Jablonski, however, painted a more optimistic picture for Oracle specifically, suggesting its stock was "potentially undervalued all of this time." She pointed to the company's substantial financial commitments and growth in its cloud services. Oracle boasts approximately $455 billion in forward-looking contracts, with an impressive 77% year-over-year growth in its cloud segment. The company is projected to generate $144 billion in cloud revenue by 2030, a clear indicator of its strategic positioning.
This data underscores Oracle's strategic repositioning, with Jablonski noting, “Oracle is really positioned itself as a staple in AI.” The company, once perhaps overlooked by some, is now seen as a critical backbone for AI infrastructure, much like IBM's role in quantum computing. As the growth in AI, machine learning, and the training of complex AI models continues, companies providing this foundational infrastructure stand to benefit significantly.

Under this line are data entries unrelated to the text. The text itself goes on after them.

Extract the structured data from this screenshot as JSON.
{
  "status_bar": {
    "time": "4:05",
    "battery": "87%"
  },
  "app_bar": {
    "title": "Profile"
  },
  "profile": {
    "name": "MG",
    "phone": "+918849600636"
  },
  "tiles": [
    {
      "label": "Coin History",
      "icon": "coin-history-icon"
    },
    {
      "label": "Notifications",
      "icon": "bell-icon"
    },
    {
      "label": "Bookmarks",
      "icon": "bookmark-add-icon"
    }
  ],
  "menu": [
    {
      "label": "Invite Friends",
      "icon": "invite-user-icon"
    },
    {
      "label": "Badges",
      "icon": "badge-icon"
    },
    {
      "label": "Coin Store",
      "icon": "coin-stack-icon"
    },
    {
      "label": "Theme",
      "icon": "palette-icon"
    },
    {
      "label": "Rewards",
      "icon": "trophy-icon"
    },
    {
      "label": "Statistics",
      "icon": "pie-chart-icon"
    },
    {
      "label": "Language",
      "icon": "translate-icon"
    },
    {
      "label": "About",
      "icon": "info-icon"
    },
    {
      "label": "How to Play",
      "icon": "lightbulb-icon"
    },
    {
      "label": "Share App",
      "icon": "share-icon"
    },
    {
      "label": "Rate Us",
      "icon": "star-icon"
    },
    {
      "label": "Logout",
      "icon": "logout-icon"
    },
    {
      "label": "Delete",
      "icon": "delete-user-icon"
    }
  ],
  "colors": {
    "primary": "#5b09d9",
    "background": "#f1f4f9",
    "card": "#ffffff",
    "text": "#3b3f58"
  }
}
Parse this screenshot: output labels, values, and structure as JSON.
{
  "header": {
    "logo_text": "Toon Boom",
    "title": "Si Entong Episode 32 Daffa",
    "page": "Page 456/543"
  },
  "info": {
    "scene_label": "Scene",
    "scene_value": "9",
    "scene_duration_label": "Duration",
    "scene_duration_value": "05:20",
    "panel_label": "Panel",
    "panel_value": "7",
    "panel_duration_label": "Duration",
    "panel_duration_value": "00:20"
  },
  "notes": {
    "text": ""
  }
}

Sorkin's broader concern about the market eventually ceasing to reward such extensive spending on AI was met with Jablonski's long-term perspective. She expressed confidence that the current investment cycle in AI is far from over. In her view, "we're still five to ten years away from full-scale commercialization" of AI. This implies a sustained period of robust investment before the sector fully matures and potentially faces a reckoning regarding profitability. The ongoing investments from hyperscalers and the "Magna 7" companies into AI infrastructure are expected to continue funding this evolution, ensuring the necessary capital remains available to build out the foundational technology. The trade, she concluded, still exists.